Yarn is a kind of long twisted thread. Yarn is made from fibres by the process of spinning.

In the process of spinning, fibres from a mass of cotton are drawn out and twisted. This brings the tiny fibres together to form long and twisted threads called yarn.

Hand operated device which is used for spinning cotton and making yarn is spinning wheel .

The spinning wheel is called Charkha.

Spinning of yarn on a large scale is done by using spinning machines in mills or factories. The yarn produced by spinning is then used for making fabric.


Making fabric from yarn

Fabric are made from yarn by two main processes :

1 Weaving

2 Knitting


The process of making fabric or cloth by arranging yarns at right angles to them, is called weaving. The weaving of yarn to make fabrics is done by using looms.

There are 2 types of looms:

(1) Handloom : The loom which is worked by hand.

(2) Powerloom : The loom which is worked with electric power.



In knitting, a single yarn is used to make a fabric. The process of making a fabric by interlocking loops of single yarn with knitting needles or machines, is called knitting.

Knitting is done by hand and also on machines.

A sweater is made by the process of knitting by using a single woollen yarn with the help of knitting needles or on the machines.

Knitted fabrics are made of a single yarn running throughout the fabric.

Weaving and Knitting are used for making different kinds of fabric. These fabric are then used for making various types of clothes, sweaters, socks, vests etc.

7. Name the type of fabric closely associated with Mahatma Gandhi, the Father of the Nation.

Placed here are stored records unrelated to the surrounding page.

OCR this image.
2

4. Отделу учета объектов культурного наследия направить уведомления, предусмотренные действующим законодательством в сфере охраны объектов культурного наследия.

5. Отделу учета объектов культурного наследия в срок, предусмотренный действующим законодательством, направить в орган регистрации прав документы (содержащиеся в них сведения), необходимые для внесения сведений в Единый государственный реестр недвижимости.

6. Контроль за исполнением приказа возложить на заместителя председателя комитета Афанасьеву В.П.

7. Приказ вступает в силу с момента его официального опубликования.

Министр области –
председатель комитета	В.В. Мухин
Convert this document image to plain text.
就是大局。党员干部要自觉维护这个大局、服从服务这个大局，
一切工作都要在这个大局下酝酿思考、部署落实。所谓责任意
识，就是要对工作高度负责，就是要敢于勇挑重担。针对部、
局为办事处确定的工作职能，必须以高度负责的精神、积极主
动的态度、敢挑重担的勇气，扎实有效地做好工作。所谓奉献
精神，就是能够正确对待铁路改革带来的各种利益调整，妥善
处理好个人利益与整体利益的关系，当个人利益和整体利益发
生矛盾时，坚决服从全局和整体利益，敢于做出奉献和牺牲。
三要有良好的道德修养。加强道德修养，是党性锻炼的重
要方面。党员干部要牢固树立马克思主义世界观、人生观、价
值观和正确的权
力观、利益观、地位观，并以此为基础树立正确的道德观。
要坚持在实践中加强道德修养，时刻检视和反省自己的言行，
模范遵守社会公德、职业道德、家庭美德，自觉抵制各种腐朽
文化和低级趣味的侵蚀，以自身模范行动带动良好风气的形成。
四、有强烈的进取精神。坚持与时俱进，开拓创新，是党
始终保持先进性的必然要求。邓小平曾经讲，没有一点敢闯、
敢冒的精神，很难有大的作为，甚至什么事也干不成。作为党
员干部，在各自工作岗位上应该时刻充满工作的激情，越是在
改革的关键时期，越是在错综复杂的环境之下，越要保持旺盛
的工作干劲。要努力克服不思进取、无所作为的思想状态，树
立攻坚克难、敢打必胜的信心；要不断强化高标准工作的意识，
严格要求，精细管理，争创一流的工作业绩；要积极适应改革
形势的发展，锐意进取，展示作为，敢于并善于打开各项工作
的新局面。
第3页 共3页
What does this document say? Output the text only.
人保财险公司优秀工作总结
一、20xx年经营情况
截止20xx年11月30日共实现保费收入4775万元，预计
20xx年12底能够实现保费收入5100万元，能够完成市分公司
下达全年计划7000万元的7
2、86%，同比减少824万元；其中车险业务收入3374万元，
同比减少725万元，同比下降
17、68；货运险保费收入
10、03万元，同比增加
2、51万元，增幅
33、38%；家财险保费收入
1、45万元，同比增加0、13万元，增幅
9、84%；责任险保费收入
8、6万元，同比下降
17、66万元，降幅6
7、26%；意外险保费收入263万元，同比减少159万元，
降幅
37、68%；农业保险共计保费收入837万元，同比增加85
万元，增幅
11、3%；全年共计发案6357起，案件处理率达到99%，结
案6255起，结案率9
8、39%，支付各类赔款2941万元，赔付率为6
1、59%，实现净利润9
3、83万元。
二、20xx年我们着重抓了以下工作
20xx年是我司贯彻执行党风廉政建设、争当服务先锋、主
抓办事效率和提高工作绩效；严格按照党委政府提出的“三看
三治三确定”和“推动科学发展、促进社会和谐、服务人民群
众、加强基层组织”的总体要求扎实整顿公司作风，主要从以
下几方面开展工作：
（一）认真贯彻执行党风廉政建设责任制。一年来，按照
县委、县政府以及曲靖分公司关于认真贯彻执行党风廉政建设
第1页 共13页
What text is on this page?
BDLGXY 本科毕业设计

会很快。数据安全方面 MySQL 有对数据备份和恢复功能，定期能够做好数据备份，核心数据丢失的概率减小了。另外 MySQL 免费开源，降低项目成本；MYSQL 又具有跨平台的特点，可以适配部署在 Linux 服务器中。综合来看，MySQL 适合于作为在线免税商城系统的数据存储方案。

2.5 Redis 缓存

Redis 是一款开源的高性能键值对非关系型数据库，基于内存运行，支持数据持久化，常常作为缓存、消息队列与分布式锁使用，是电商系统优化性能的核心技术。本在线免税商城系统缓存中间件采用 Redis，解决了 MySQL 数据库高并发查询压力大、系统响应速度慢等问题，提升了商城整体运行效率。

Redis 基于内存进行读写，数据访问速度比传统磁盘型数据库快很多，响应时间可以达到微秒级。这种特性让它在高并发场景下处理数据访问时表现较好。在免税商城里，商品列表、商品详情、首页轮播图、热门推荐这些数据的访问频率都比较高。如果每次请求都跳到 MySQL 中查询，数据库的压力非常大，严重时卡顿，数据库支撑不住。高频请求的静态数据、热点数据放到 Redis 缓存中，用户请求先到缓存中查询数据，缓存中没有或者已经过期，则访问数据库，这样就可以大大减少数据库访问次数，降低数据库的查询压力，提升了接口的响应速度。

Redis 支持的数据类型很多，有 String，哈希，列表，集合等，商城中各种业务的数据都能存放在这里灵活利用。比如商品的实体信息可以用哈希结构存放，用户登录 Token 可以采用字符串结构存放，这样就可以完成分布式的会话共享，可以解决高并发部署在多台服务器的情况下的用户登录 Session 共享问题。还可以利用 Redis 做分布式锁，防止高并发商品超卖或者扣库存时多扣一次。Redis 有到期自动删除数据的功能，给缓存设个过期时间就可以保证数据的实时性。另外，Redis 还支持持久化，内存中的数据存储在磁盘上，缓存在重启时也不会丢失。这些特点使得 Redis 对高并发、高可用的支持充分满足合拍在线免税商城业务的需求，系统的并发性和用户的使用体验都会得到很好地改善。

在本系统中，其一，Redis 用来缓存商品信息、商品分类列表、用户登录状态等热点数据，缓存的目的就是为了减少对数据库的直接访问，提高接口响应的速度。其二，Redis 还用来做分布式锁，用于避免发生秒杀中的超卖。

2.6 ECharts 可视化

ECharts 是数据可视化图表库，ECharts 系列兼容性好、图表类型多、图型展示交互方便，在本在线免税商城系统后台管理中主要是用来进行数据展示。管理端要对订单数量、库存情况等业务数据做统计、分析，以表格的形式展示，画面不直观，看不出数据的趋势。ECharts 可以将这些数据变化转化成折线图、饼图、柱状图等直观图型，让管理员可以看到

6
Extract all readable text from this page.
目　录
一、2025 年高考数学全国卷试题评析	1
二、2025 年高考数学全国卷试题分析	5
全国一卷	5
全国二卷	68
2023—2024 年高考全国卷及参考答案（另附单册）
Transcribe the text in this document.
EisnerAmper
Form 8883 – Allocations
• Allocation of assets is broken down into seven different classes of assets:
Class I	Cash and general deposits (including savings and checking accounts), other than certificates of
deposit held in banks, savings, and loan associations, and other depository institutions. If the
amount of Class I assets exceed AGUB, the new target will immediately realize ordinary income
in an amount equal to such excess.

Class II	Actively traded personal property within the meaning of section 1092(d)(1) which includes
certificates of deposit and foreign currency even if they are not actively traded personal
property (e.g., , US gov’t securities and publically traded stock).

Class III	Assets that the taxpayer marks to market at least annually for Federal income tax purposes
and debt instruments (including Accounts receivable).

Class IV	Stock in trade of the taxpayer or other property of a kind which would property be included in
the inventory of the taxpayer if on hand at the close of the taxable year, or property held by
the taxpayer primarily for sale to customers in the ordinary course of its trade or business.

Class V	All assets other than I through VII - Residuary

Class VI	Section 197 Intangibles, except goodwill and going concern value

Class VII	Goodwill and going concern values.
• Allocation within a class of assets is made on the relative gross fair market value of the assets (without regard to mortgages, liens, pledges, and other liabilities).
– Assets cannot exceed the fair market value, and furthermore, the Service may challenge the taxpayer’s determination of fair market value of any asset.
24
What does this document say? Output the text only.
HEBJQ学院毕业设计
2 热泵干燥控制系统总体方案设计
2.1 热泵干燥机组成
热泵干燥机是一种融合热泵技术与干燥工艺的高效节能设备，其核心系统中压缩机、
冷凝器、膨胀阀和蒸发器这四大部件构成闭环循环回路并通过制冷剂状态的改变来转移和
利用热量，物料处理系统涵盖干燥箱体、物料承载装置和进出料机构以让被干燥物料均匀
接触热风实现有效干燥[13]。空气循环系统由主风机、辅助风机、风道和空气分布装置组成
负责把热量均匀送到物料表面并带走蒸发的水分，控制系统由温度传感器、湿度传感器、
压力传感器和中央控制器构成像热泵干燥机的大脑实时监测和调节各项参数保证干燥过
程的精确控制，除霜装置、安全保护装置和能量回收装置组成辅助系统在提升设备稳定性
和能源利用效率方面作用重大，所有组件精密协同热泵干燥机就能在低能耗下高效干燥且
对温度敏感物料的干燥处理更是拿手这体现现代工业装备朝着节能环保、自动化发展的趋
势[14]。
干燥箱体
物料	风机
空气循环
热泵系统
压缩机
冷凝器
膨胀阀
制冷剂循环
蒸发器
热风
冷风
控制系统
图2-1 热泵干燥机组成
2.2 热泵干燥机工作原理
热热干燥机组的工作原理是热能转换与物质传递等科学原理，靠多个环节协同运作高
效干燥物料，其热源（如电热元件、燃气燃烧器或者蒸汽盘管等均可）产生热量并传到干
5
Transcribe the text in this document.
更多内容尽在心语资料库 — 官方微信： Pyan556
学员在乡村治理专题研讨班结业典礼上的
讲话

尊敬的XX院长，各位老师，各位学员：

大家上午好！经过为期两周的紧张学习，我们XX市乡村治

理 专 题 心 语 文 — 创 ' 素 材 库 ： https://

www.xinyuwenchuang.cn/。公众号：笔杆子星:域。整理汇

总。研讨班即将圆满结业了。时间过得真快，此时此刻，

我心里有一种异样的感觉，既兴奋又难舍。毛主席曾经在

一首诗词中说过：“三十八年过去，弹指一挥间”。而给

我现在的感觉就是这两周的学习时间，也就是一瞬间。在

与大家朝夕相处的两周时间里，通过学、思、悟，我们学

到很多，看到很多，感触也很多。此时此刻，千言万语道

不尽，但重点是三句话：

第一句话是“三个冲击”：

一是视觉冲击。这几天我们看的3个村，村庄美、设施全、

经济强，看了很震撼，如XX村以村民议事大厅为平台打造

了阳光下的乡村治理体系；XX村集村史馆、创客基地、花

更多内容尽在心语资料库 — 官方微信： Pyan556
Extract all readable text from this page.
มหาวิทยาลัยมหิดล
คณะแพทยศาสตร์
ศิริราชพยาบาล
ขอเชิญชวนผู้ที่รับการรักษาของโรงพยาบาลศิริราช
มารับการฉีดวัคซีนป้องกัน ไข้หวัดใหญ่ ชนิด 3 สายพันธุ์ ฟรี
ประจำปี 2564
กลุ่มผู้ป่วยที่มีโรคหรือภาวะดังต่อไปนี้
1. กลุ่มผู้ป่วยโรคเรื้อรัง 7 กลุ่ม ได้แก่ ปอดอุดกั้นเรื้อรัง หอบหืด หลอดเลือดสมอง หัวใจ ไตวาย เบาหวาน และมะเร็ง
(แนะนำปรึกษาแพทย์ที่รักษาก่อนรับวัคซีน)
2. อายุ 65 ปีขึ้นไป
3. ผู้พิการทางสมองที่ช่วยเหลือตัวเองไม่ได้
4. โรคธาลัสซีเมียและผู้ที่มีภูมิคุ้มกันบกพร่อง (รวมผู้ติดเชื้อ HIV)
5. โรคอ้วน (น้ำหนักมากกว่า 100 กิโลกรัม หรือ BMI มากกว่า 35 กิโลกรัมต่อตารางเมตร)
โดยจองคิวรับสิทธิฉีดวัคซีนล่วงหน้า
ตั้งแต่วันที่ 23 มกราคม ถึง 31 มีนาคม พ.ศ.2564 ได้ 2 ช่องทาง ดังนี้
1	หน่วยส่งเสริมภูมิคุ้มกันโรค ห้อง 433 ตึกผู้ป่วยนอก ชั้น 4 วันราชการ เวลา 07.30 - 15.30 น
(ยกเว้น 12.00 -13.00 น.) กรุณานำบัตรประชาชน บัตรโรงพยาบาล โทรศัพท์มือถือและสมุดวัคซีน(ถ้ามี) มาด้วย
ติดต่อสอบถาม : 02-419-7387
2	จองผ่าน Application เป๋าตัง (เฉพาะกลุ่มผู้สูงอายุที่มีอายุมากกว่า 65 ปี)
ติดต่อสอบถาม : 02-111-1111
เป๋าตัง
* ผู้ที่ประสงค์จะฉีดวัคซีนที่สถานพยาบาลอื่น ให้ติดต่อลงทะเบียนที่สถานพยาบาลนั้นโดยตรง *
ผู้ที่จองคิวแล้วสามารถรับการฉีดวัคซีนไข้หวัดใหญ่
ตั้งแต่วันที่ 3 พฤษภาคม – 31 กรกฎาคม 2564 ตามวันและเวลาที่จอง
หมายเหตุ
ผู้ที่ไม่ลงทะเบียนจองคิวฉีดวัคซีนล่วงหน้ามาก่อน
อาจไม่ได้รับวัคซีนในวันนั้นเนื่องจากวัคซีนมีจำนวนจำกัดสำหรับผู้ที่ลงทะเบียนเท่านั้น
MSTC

Why did Gandhiji want all of us to use this fabric?

Answer: Khadi is a hand-spun and woven natural cloth promoted by Mahatma Gandhi as swadeshi for the freedom struggle of the Indian subcontinent.

8. India is famous for its handloom fabrics. Write the story of a handloom kurta in your own words.


A kurta is a loose collarless shirt worn in many regions of South Asia, and now also worn around the world. Tracing its roots to Central Asian nomadic tunics, or upper body garments, of the late-ancient- or early-medieval era, the kurta has evolved stylistically over the centuries, especially in South Asia, as a garment for everyday wear as well as for formal occasions.

The kurta is traditionally made of cotton or silk. It is worn plain or with embroidered decoration, such as chikan; and it can be loose or tight in the torso, typically falling either just above or somewhere below the knees of the wearer. The front and back of a traditional kurta are made of rectangular pieces, and its side-seams are left open at the bottom, up to varying lengths, to enable ease of movement. The sleeves of a traditional kurta fall to the wrist without narrowing, the ends hemmed but not cuffed; the kurta can be worn by both men and women; it is traditionally collarless, though standing collars are increasingly popular; and it can be worn over ordinary pajamas, loose shalwars or churidars. The combination garment is mostly called kurta-pyjama.